Data centers and heat waves are straining US power grids, and insurers aren't pricing for it

US grid emergency should be a wake-up call for power insurers, says SAMP Risk

Environmental

By Josh Recamara

The recent US heat wave that pushed the largest wholesale electricity grid in the world to declare grid emergencies should serve as a warning to power generators and their insurers, according to SAMP Risk, the insurtech subsidiary of Asset Performance Partners.

Emergency orders exposed a growing exposure

Extreme heat events are creating a growing risk of power generation and backup plants being called to generate on an emergency basis, and failures in these situations can become extremely costly for power plants.

Two emergency orders issued by the US Department of Energy over the July 4th weekend authorized PJM Interconnection to curtail data centers and waive power plant pollution limits, as a severe heat wave pushed forecast demand toward an all-time record.

PJM, the largest power grid in the country, had projected peak loads of approximately 159,563 megawatts on July 1 and approximately 162,860 megawatts on July 2, prompting the Department of Energy to declare a statutory emergency under Section 202(c) of the Federal Power Act.

SAMP Risk argued the insurance market needs to respond by monitoring and pricing this risk dynamically, rather than continuing to underwrite the exposure based on static surveys.

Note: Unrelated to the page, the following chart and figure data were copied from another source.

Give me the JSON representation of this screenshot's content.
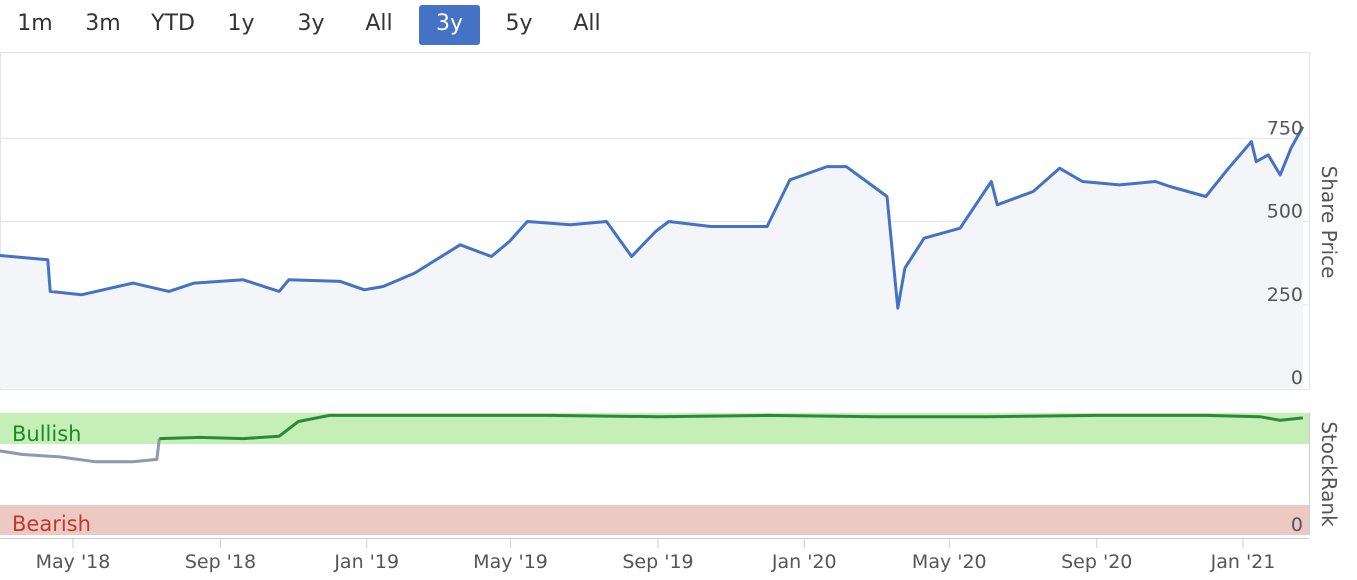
{
  "range_buttons": [
    {
      "label": "1m",
      "active": false
    },
    {
      "label": "3m",
      "active": false
    },
    {
      "label": "YTD",
      "active": false
    },
    {
      "label": "1y",
      "active": false
    },
    {
      "label": "3y",
      "active": false
    },
    {
      "label": "All",
      "active": false
    },
    {
      "label": "3y",
      "active": true
    },
    {
      "label": "5y",
      "active": false
    },
    {
      "label": "All",
      "active": false
    }
  ],
  "colors": {
    "accent": "#4472c4",
    "price_line": "#4472c4",
    "bullish_band": "#c6efb8",
    "bearish_band": "#edc9c4",
    "bullish_text": "#1a8a2a",
    "bearish_text": "#c0392b",
    "stockrank_bull_line": "#2a8a3a",
    "stockrank_low_line": "#8a9ab0"
  },
  "chart_data": [
    {
      "type": "line",
      "ylabel": "Share Price",
      "ylim": [
        0,
        1000
      ],
      "yticks": [
        0,
        250,
        500,
        750
      ],
      "x_ticks": [
        "May '18",
        "Sep '18",
        "Jan '19",
        "May '19",
        "Sep '19",
        "Jan '20",
        "May '20",
        "Sep '20",
        "Jan '21"
      ],
      "x": [
        "2018-02-22",
        "2018-04-10",
        "2018-04-12",
        "2018-05-08",
        "2018-06-20",
        "2018-07-20",
        "2018-08-10",
        "2018-09-20",
        "2018-10-20",
        "2018-10-28",
        "2018-12-10",
        "2018-12-30",
        "2019-01-15",
        "2019-02-10",
        "2019-03-20",
        "2019-04-15",
        "2019-04-30",
        "2019-05-15",
        "2019-06-20",
        "2019-07-20",
        "2019-08-10",
        "2019-08-30",
        "2019-09-10",
        "2019-10-15",
        "2019-12-01",
        "2019-12-20",
        "2020-01-20",
        "2020-02-05",
        "2020-02-22",
        "2020-03-10",
        "2020-03-19",
        "2020-03-25",
        "2020-04-10",
        "2020-05-10",
        "2020-06-05",
        "2020-06-10",
        "2020-07-10",
        "2020-08-01",
        "2020-08-20",
        "2020-09-20",
        "2020-10-20",
        "2020-11-01",
        "2020-12-01",
        "2020-12-20",
        "2021-01-08",
        "2021-01-12",
        "2021-01-22",
        "2021-02-01",
        "2021-02-10",
        "2021-02-20"
      ],
      "values": [
        400,
        385,
        290,
        280,
        315,
        290,
        315,
        325,
        290,
        325,
        320,
        295,
        305,
        345,
        430,
        395,
        440,
        500,
        490,
        500,
        395,
        470,
        500,
        485,
        485,
        625,
        665,
        665,
        620,
        575,
        240,
        360,
        450,
        480,
        620,
        550,
        590,
        660,
        620,
        610,
        620,
        605,
        575,
        660,
        740,
        680,
        700,
        640,
        720,
        785
      ]
    },
    {
      "type": "line",
      "ylabel": "StockRank",
      "ylim": [
        0,
        100
      ],
      "yticks": [
        0
      ],
      "bands": [
        {
          "label": "Bullish",
          "from": 80,
          "to": 100
        },
        {
          "label": "Bearish",
          "from": 0,
          "to": 10
        }
      ],
      "x": [
        "2018-02-22",
        "2018-03-20",
        "2018-04-20",
        "2018-05-20",
        "2018-06-20",
        "2018-07-10",
        "2018-07-12",
        "2018-08-15",
        "2018-09-20",
        "2018-10-20",
        "2018-11-05",
        "2018-12-01",
        "2019-02-01",
        "2019-06-01",
        "2019-09-01",
        "2019-12-01",
        "2020-03-01",
        "2020-06-01",
        "2020-09-01",
        "2020-12-01",
        "2021-01-15",
        "2021-02-01",
        "2021-02-20"
      ],
      "values": [
        70,
        66,
        64,
        60,
        60,
        62,
        79,
        80,
        79,
        81,
        93,
        98,
        98,
        98,
        97,
        98,
        97,
        97,
        98,
        98,
        97,
        94,
        96
      ]
    }
  ]
}
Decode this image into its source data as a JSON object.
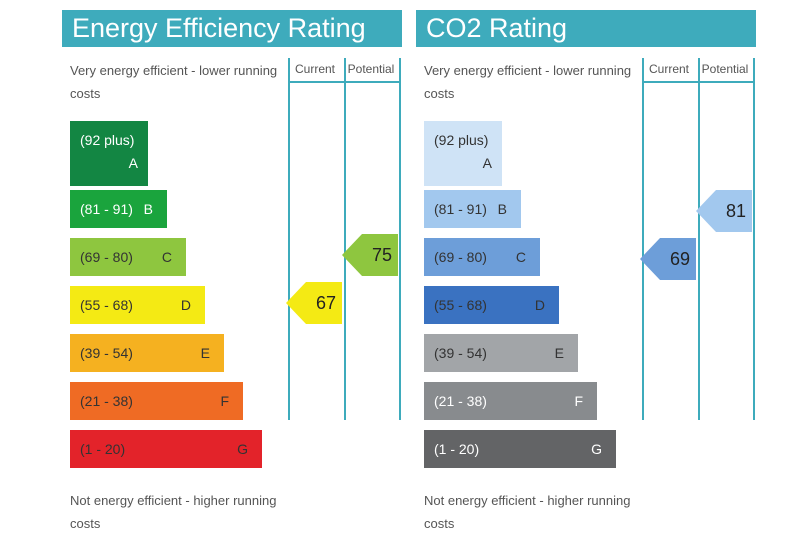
{
  "chart_data": [
    {
      "type": "bar",
      "title": "Energy Efficiency Rating",
      "top_note": "Very energy efficient - lower running costs",
      "bottom_note": "Not energy efficient - higher running costs",
      "columns": [
        "Current",
        "Potential"
      ],
      "bands": [
        {
          "range": "(92 plus)",
          "letter": "A",
          "min": 92,
          "max": 100,
          "color": "#138643",
          "text": "#ffffff"
        },
        {
          "range": "(81 - 91)",
          "letter": "B",
          "min": 81,
          "max": 91,
          "color": "#1aa43d",
          "text": "#ffffff"
        },
        {
          "range": "(69 - 80)",
          "letter": "C",
          "min": 69,
          "max": 80,
          "color": "#8ec63f",
          "text": "#333333"
        },
        {
          "range": "(55 - 68)",
          "letter": "D",
          "min": 55,
          "max": 68,
          "color": "#f4ea14",
          "text": "#333333"
        },
        {
          "range": "(39 - 54)",
          "letter": "E",
          "min": 39,
          "max": 54,
          "color": "#f5b120",
          "text": "#333333"
        },
        {
          "range": "(21 - 38)",
          "letter": "F",
          "min": 21,
          "max": 38,
          "color": "#ef6b24",
          "text": "#333333"
        },
        {
          "range": "(1 - 20)",
          "letter": "G",
          "min": 1,
          "max": 20,
          "color": "#e3232a",
          "text": "#333333"
        }
      ],
      "current": {
        "value": 67,
        "band": "D",
        "color": "#f4ea14"
      },
      "potential": {
        "value": 75,
        "band": "C",
        "color": "#8ec63f"
      }
    },
    {
      "type": "bar",
      "title": "CO2 Rating",
      "top_note": "Very energy efficient - lower running costs",
      "bottom_note": "Not energy efficient - higher running costs",
      "columns": [
        "Current",
        "Potential"
      ],
      "bands": [
        {
          "range": "(92 plus)",
          "letter": "A",
          "min": 92,
          "max": 100,
          "color": "#cfe3f6",
          "text": "#333333"
        },
        {
          "range": "(81 - 91)",
          "letter": "B",
          "min": 81,
          "max": 91,
          "color": "#a2c8ee",
          "text": "#333333"
        },
        {
          "range": "(69 - 80)",
          "letter": "C",
          "min": 69,
          "max": 80,
          "color": "#6d9ed9",
          "text": "#333333"
        },
        {
          "range": "(55 - 68)",
          "letter": "D",
          "min": 55,
          "max": 68,
          "color": "#3a72c1",
          "text": "#333333"
        },
        {
          "range": "(39 - 54)",
          "letter": "E",
          "min": 39,
          "max": 54,
          "color": "#a2a5a8",
          "text": "#333333"
        },
        {
          "range": "(21 - 38)",
          "letter": "F",
          "min": 21,
          "max": 38,
          "color": "#888b8e",
          "text": "#ffffff"
        },
        {
          "range": "(1 - 20)",
          "letter": "G",
          "min": 1,
          "max": 20,
          "color": "#636466",
          "text": "#ffffff"
        }
      ],
      "current": {
        "value": 69,
        "band": "C",
        "color": "#6d9ed9"
      },
      "potential": {
        "value": 81,
        "band": "B",
        "color": "#a2c8ee"
      }
    }
  ]
}
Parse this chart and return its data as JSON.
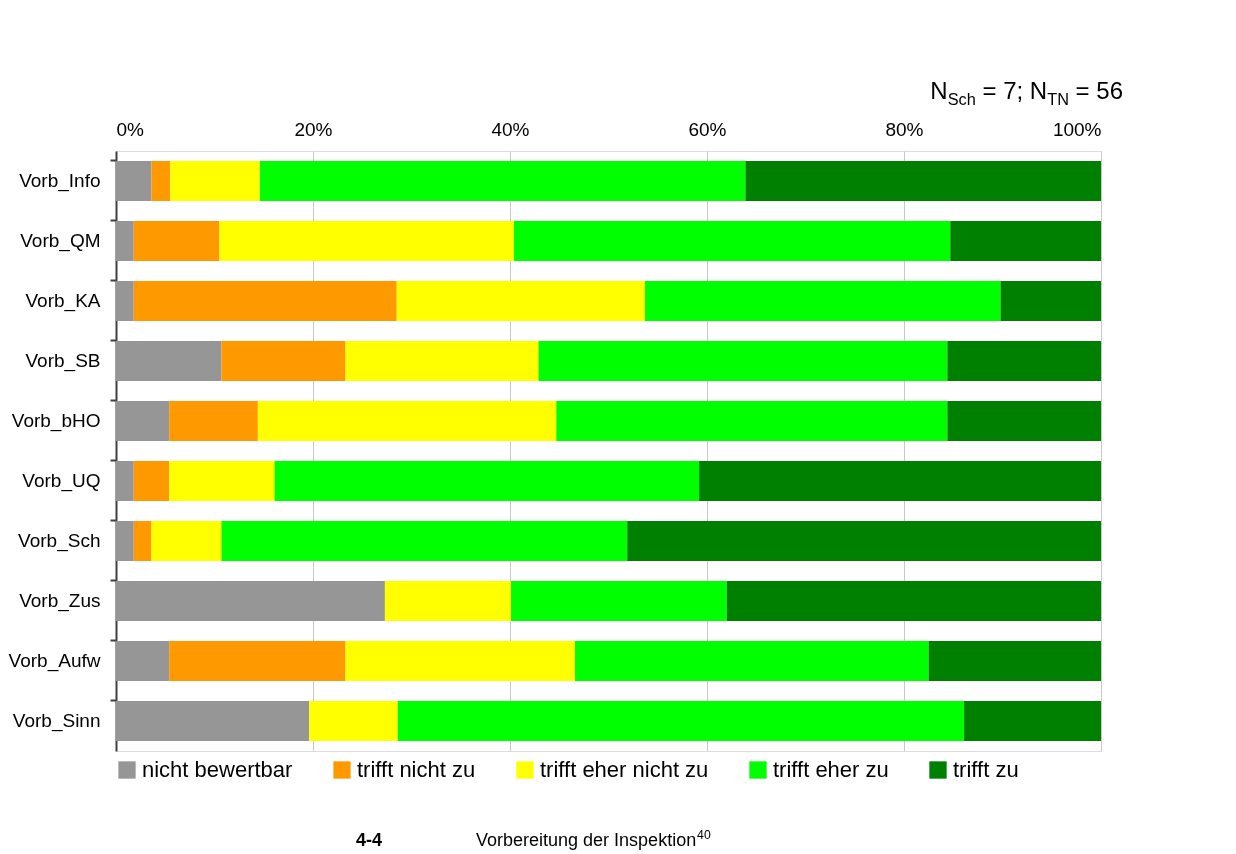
{
  "chart_data": {
    "type": "bar",
    "orientation": "horizontal",
    "stacked": true,
    "categories": [
      "Vorb_Info",
      "Vorb_QM",
      "Vorb_KA",
      "Vorb_SB",
      "Vorb_bHO",
      "Vorb_UQ",
      "Vorb_Sch",
      "Vorb_Zus",
      "Vorb_Aufw",
      "Vorb_Sinn"
    ],
    "series": [
      {
        "name": "nicht bewertbar",
        "color": "#969696",
        "values": [
          3.6,
          1.8,
          1.8,
          10.7,
          5.4,
          1.8,
          1.8,
          27.3,
          5.4,
          19.6
        ]
      },
      {
        "name": "trifft nicht zu",
        "color": "#ff9900",
        "values": [
          1.9,
          8.7,
          26.7,
          12.6,
          9.0,
          3.6,
          1.8,
          0,
          17.9,
          0
        ]
      },
      {
        "name": "trifft eher nicht zu",
        "color": "#ffff00",
        "values": [
          9.1,
          29.9,
          25.2,
          19.6,
          30.3,
          10.7,
          7.1,
          12.8,
          23.3,
          9.0
        ]
      },
      {
        "name": "trifft eher zu",
        "color": "#00ff00",
        "values": [
          49.3,
          44.3,
          36.1,
          41.5,
          39.7,
          43.1,
          41.2,
          21.9,
          35.9,
          57.5
        ]
      },
      {
        "name": "trifft zu",
        "color": "#008000",
        "values": [
          36.1,
          15.3,
          10.2,
          15.6,
          15.6,
          40.8,
          48.1,
          38.0,
          17.5,
          13.9
        ]
      }
    ],
    "xlim": [
      0,
      100
    ],
    "xticks": [
      {
        "value": 0,
        "label": "0%"
      },
      {
        "value": 20,
        "label": "20%"
      },
      {
        "value": 40,
        "label": "40%"
      },
      {
        "value": 60,
        "label": "60%"
      },
      {
        "value": 80,
        "label": "80%"
      },
      {
        "value": 100,
        "label": "100%"
      }
    ],
    "grid": "x",
    "legend": "bottom",
    "annotations": [
      "N$_{Sch}$ = 7; N$_{TN}$ = 56",
      "4-4",
      "Vorbereitung der Inspektion$^{40}$"
    ]
  }
}
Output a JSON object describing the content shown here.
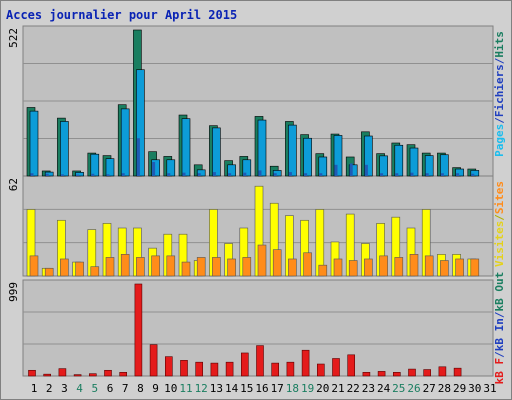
{
  "title": "Acces journalier pour April 2015",
  "colors": {
    "pages": "#1bbdee",
    "pages_dark": "#1f5bb5",
    "fichiers": "#0d9cd8",
    "hits": "#1a7e60",
    "visites": "#ffff00",
    "sites": "#ff8c1a",
    "kb": "#e41b1b",
    "weekend_label": "#1a7e60",
    "weekday_label": "#000000",
    "label_pages": "#1bbdee",
    "label_fichiers": "#1f3fbf",
    "label_hits": "#1a7e60",
    "label_visites": "#e4d21a",
    "label_sites": "#ff8c1a",
    "label_kbout": "#1a7e60",
    "label_kbin": "#1f3fbf",
    "label_kbf": "#e41b1b"
  },
  "chart_data": [
    {
      "type": "bar",
      "name": "panel-hits",
      "ymax_label": "522",
      "ylim": [
        0,
        522
      ],
      "legend": [
        "Pages",
        "/",
        "Fichiers",
        "/",
        "Hits"
      ],
      "x": [
        1,
        2,
        3,
        4,
        5,
        6,
        7,
        8,
        9,
        10,
        11,
        12,
        13,
        14,
        15,
        16,
        17,
        18,
        19,
        20,
        21,
        22,
        23,
        24,
        25,
        26,
        27,
        28,
        29,
        30,
        31
      ],
      "series": [
        {
          "name": "Hits",
          "values": [
            245,
            18,
            207,
            18,
            82,
            73,
            255,
            522,
            87,
            70,
            218,
            40,
            180,
            55,
            70,
            213,
            35,
            195,
            148,
            80,
            150,
            68,
            158,
            80,
            118,
            112,
            82,
            82,
            30,
            25,
            0
          ]
        },
        {
          "name": "Fichiers",
          "values": [
            232,
            14,
            195,
            13,
            78,
            62,
            240,
            380,
            58,
            58,
            205,
            22,
            172,
            40,
            58,
            200,
            20,
            182,
            135,
            68,
            145,
            40,
            143,
            72,
            110,
            100,
            73,
            76,
            25,
            20,
            0
          ]
        },
        {
          "name": "Pages",
          "values": [
            10,
            8,
            6,
            5,
            8,
            6,
            10,
            135,
            50,
            10,
            12,
            10,
            14,
            10,
            12,
            20,
            10,
            14,
            10,
            10,
            40,
            45,
            40,
            10,
            10,
            12,
            10,
            10,
            10,
            8,
            0
          ]
        }
      ]
    },
    {
      "type": "bar",
      "name": "panel-visits",
      "ymax_label": "62",
      "ylim": [
        0,
        62
      ],
      "legend": [
        "Visites",
        "/",
        "Sites"
      ],
      "x": [
        1,
        2,
        3,
        4,
        5,
        6,
        7,
        8,
        9,
        10,
        11,
        12,
        13,
        14,
        15,
        16,
        17,
        18,
        19,
        20,
        21,
        22,
        23,
        24,
        25,
        26,
        27,
        28,
        29,
        30,
        31
      ],
      "series": [
        {
          "name": "Visites",
          "values": [
            43,
            5,
            36,
            9,
            30,
            34,
            31,
            31,
            18,
            27,
            27,
            10,
            43,
            21,
            31,
            58,
            47,
            39,
            36,
            43,
            22,
            40,
            21,
            34,
            38,
            31,
            43,
            14,
            14,
            11,
            0
          ]
        },
        {
          "name": "Sites",
          "values": [
            13,
            5,
            11,
            9,
            6,
            12,
            14,
            12,
            13,
            13,
            9,
            12,
            12,
            11,
            12,
            20,
            17,
            11,
            15,
            7,
            11,
            10,
            11,
            13,
            12,
            14,
            13,
            10,
            11,
            11,
            0
          ]
        }
      ]
    },
    {
      "type": "bar",
      "name": "panel-kb",
      "ymax_label": "999",
      "ylim": [
        0,
        999
      ],
      "legend": [
        "kB F",
        "/",
        "kB In",
        "/",
        "kB Out"
      ],
      "x": [
        1,
        2,
        3,
        4,
        5,
        6,
        7,
        8,
        9,
        10,
        11,
        12,
        13,
        14,
        15,
        16,
        17,
        18,
        19,
        20,
        21,
        22,
        23,
        24,
        25,
        26,
        27,
        28,
        29,
        30,
        31
      ],
      "series": [
        {
          "name": "kB F",
          "values": [
            62,
            20,
            80,
            15,
            25,
            62,
            40,
            999,
            340,
            210,
            170,
            150,
            140,
            150,
            250,
            330,
            140,
            150,
            280,
            130,
            190,
            230,
            40,
            50,
            40,
            75,
            70,
            100,
            85,
            0,
            0
          ]
        }
      ]
    }
  ],
  "x_labels": [
    "1",
    "2",
    "3",
    "4",
    "5",
    "6",
    "7",
    "8",
    "9",
    "10",
    "11",
    "12",
    "13",
    "14",
    "15",
    "16",
    "17",
    "18",
    "19",
    "20",
    "21",
    "22",
    "23",
    "24",
    "25",
    "26",
    "27",
    "28",
    "29",
    "30",
    "31"
  ],
  "weekend_days": [
    4,
    5,
    11,
    12,
    18,
    19,
    25,
    26
  ]
}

Data center demand is straining the same grid

The heat wave landed on a grid already under structural strain from data center growth, which sharpens the replacement-power exposure SAMP Risk is flagging.

Wholesale power prices on PJM averaged $136.53 per megawatt-hour in the first quarter of 2026, up 76% from $77.78 a year earlier, with independent market monitor Monitoring Analytics attributing 63% of that increase to data center load. PJM's capacity auction cleared at $329.17 per megawatt-day for the 2026-2027 delivery year, up from $28.92 just two delivery years earlier, a roughly tenfold increase that reflects how tight the region's supply margin has become.

For generators that fail to deliver committed power during an emergency, this is precisely the elevated and volatile market in which they would need to buy replacement power, magnifying the balance sheet risk SAMP Risk is describing.

UK grid has faced similar pressure this summer

Alistair Moodie, chief product officer at SAMP Risk, said: "What happened in the US over the July 4th weekend is a preview of a risk the power industry and its insurers need to take seriously. In the UK for example, as heatwaves become more frequent, the National Grid ESO (Electricity System Operator) will be looking at how other operators manage extreme summer loads and at the tools available to them, including formally declaring an emergency to bring more generation capacity online." The grid operator Moodie refers to now goes by the National Energy System Operator (NESO) following its move to public ownership.

SAMP Risk highlights that sustained heat tends to work against supply on both sides of the Atlantic. Higher temperatures typically bring lower wind speeds, reducing output from wind farms, while conventional power plants become less efficient in extreme heat.

A two-fold financial exposure

For power generators, the financial exposure is twofold.

First, plants miss out on significant revenue during high-demand, low-supply periods when they are unable to increase output to meet demand or experience a failure that stops the plant from operating.

Second, and more seriously, if a plant cannot deliver the power it has committed to the grid, it becomes liable for buying replacement power on the open market, at prices that can spike dramatically during a grid emergency. This is a risk that generators currently carry largely on their own balance sheets or transfer only partially into the insurance market through business interruption and capacity cover.

"This is a real and growing balance sheet risk for power generation businesses, and one the insurance market has an opportunity to respond to properly, through connected insurance," said Moodie. "As power gen operators come under pressure to increase supply during periods of extreme demand, telematics data from the site can give operators and insurers a live view of asset performance, so problems are caught before they become losses, and risk is priced on real operating conditions rather than assumptions."